In a society, full of embedded winner-take-all contests, our results obtain practical relevance. First, it may be beneficial in rent-seeking situations, such as lobbying, that an increase in WTA contestants does not significantly change total rent-seeking effort. On the contrary, in case a high sum of efforts is favored, such as in a philanthropic fund-raising lottery, increasing the pool of participants might not lead to the desired effect if the individual loss probability increases simultaneously. Second, decisions not to invest can be aggregated on a macro-level to the so-called ‘industry shakeout’, i.e., a significant reduction in the number of active firms during the expansion of new industries (see Gort and Klepper 1982; Klepper 1996, 1997). One traditional explanation for firm exit dynamics postulates that market participants use Bayesian updating to learn their true ability of operating in the market (Jovanovic 1982; Jovanovic and Nyarko 1995). Thus, firms decide to exit assessing their past performance. Our finding that participants invest less after losses and potentially drop out of the contest due to non-reinforcement of positive payoffs takes a similar line. At the same time, we stress the difficulty of players to form rewarding learning strategies in highly uncertain domains, such as pharmaceutical R&D.

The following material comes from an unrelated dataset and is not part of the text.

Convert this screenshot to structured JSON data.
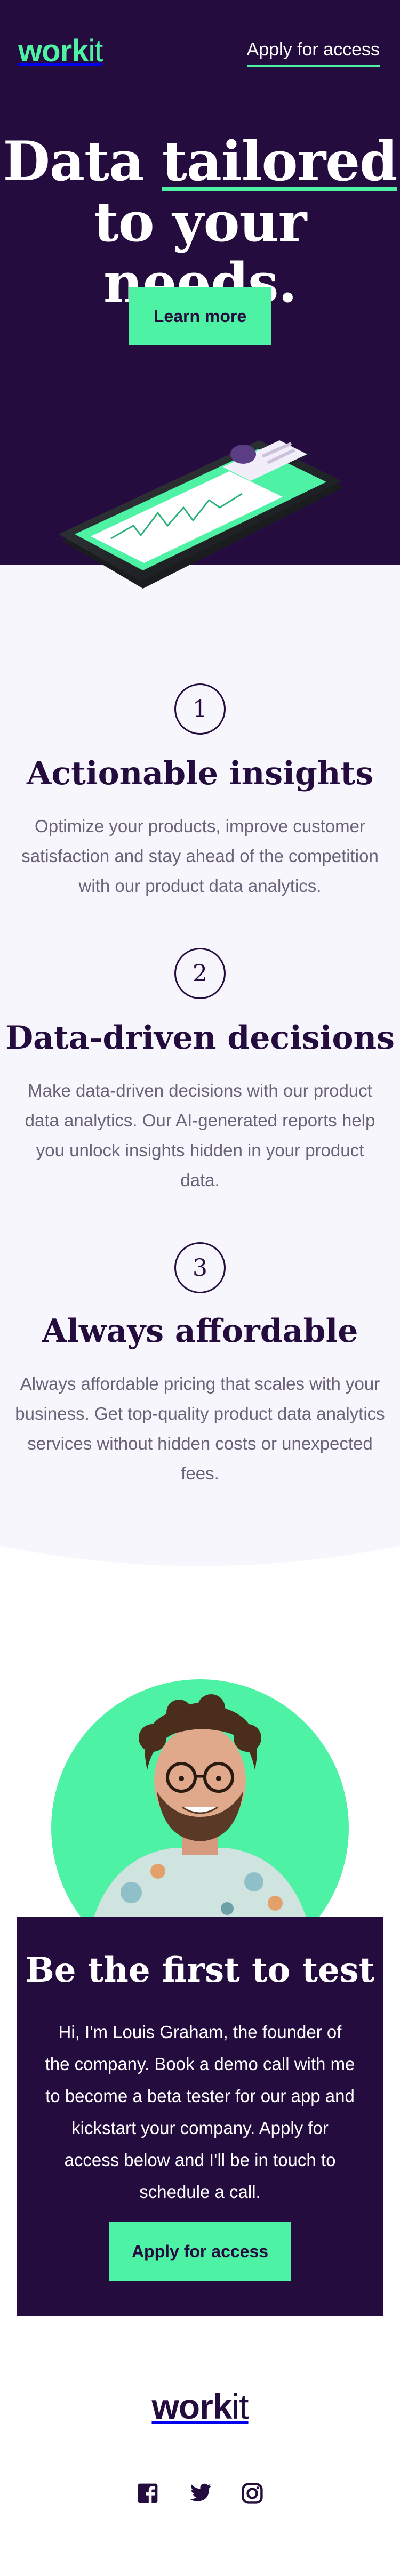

The presented work calls for a better understanding on how WTA contestants learn in highly uncertain environments with large group sizes, such as pharmaceutical R&D, and how their decision-making abilities can be improved. In addition, the observed ‘dropout’ effect and its relationship to group size and possibly other contest characteristics deserve increased attention to better bridge the gap between experimental findings and theoretical explanations of contestants’ behavior.